Oil prices fell to a three-week low in Asian trade on Thursday, extending recent losses as concerns over a potential global supply glut grew following OPEC+’s revised forecast of a surplus in 2026. The dip also came as a stronger U.S. dollar and muted optimism over the end of the U.S. government shutdown weighed on crude markets.
Brent crude futures for January dropped 0.3% to $62.54 per barrel, while West Texas Intermediate (WTI) futures slipped 0.3% to $58.31 per barrel by 20:37 ET (01:37 GMT). Both benchmarks recorded sharp declines of around 3.5% to 4% in the previous session.
OPEC’s latest monthly report revealed that the organization now expects a small surplus in oil supply by 2026, driven by higher production from both OPEC members and non-OPEC producers. The group also revised down its global demand forecast for the same year to 43 million barrels per day (bpd), implying a modest oversupply of around 20,000 bpd if current production levels persist. This outlook aligns OPEC more closely with the International Energy Agency (IEA), which has projected a larger surplus. The IEA is expected to release its monthly oil market report later Thursday.

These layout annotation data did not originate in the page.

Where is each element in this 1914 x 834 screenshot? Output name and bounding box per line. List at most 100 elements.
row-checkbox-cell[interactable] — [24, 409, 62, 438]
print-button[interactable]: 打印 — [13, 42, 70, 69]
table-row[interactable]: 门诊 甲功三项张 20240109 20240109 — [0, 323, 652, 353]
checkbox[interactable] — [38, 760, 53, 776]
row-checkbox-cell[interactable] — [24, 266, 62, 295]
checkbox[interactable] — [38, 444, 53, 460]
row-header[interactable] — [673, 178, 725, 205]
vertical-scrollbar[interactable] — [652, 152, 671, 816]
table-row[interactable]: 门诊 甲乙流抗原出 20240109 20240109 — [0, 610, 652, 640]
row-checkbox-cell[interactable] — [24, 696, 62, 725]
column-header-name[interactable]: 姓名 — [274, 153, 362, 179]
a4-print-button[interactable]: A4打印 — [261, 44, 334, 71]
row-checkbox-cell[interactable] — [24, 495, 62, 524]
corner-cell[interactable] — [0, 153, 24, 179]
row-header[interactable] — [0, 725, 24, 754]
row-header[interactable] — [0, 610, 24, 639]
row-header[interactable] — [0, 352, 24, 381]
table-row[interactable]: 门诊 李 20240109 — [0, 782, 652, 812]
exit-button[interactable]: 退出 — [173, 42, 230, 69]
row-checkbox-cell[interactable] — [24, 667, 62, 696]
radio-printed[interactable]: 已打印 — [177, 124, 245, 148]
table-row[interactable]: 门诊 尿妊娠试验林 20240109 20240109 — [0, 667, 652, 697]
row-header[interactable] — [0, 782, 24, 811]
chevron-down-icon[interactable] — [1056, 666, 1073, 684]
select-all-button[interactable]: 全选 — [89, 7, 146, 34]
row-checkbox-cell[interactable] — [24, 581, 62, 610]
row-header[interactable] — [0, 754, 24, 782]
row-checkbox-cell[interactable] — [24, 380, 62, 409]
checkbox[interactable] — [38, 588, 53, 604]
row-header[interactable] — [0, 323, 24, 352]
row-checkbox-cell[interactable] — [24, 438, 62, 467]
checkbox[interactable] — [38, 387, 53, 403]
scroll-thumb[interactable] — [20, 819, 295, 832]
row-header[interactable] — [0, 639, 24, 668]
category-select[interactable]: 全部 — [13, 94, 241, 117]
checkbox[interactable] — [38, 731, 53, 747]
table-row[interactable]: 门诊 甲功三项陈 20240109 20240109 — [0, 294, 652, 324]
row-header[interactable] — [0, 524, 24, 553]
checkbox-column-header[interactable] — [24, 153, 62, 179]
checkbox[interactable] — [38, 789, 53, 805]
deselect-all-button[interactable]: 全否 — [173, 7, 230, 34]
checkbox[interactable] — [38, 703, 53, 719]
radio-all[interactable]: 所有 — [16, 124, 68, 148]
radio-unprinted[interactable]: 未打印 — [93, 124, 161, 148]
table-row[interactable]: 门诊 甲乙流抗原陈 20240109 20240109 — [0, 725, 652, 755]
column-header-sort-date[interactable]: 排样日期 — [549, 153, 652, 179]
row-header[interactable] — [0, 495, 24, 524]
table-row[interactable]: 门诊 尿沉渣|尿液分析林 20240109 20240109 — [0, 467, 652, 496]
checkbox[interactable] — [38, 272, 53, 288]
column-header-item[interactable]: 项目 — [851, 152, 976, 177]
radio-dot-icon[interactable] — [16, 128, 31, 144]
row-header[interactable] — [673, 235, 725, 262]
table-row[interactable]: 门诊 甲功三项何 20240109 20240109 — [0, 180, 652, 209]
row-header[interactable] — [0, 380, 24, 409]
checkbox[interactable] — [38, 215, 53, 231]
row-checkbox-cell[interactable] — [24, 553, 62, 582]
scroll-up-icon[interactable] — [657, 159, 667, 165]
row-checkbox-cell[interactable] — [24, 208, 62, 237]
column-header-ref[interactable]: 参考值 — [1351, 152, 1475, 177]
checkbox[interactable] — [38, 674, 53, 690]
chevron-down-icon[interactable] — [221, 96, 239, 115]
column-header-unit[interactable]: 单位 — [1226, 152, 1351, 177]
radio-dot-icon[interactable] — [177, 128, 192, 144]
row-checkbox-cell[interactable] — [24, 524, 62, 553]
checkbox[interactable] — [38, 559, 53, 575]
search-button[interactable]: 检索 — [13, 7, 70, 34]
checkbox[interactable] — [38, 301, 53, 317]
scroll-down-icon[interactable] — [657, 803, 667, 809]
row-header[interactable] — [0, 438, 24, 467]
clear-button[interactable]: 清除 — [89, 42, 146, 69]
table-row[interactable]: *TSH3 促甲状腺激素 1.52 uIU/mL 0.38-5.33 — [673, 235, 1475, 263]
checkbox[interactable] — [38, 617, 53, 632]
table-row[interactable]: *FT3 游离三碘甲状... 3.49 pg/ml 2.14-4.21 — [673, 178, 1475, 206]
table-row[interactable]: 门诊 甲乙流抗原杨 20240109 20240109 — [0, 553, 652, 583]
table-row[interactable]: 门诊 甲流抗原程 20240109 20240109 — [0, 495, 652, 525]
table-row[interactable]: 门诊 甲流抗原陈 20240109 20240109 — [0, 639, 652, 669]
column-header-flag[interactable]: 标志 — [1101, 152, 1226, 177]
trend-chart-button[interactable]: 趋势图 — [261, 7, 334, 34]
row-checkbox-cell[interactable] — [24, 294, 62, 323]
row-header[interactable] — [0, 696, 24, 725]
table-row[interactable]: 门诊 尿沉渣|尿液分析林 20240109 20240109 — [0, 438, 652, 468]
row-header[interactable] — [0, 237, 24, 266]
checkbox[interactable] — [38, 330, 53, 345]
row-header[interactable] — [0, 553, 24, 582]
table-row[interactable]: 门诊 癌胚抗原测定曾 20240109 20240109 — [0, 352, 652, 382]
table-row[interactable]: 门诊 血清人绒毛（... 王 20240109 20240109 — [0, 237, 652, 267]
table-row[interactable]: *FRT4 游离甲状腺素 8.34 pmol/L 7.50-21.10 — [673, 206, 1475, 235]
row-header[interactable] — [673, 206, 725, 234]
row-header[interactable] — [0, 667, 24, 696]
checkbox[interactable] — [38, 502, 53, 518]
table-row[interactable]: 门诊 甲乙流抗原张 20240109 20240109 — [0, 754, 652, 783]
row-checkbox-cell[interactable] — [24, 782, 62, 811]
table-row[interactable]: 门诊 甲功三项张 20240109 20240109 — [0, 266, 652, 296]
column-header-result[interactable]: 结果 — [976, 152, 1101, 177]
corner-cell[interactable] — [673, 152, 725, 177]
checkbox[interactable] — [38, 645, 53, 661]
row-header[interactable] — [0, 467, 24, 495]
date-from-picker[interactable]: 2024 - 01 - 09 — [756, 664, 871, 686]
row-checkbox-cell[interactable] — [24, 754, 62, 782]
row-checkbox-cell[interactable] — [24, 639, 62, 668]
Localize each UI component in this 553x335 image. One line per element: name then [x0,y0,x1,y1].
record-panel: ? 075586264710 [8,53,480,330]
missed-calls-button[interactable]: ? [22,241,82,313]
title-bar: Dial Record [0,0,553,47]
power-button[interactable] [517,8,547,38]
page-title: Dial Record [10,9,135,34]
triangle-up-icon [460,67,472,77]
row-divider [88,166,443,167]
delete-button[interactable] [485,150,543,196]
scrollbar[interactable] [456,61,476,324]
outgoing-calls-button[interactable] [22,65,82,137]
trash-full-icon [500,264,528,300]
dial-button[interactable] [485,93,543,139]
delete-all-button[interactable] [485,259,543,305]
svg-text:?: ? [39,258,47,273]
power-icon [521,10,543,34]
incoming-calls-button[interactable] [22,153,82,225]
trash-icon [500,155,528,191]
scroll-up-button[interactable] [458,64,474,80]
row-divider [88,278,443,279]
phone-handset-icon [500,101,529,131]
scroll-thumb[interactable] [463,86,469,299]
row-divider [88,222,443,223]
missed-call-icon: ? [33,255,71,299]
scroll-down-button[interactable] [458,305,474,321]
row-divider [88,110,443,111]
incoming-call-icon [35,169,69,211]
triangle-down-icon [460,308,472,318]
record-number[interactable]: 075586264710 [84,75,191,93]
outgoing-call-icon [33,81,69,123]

Despite OPEC’s plans to halt further production increases in the first quarter of 2026, its steady output growth throughout this year has heightened market fears of oversupply. Traders now worry that rising inventories could pressure prices further into next year.
Meanwhile, the U.S. House of Representatives passed a bill ending the country’s longest-ever government shutdown, with President Donald Trump expected to sign it into law. The move provides some relief for fuel demand concerns, as government operations resume and key economic data releases restart, offering renewed clarity for the world’s largest oil consumer.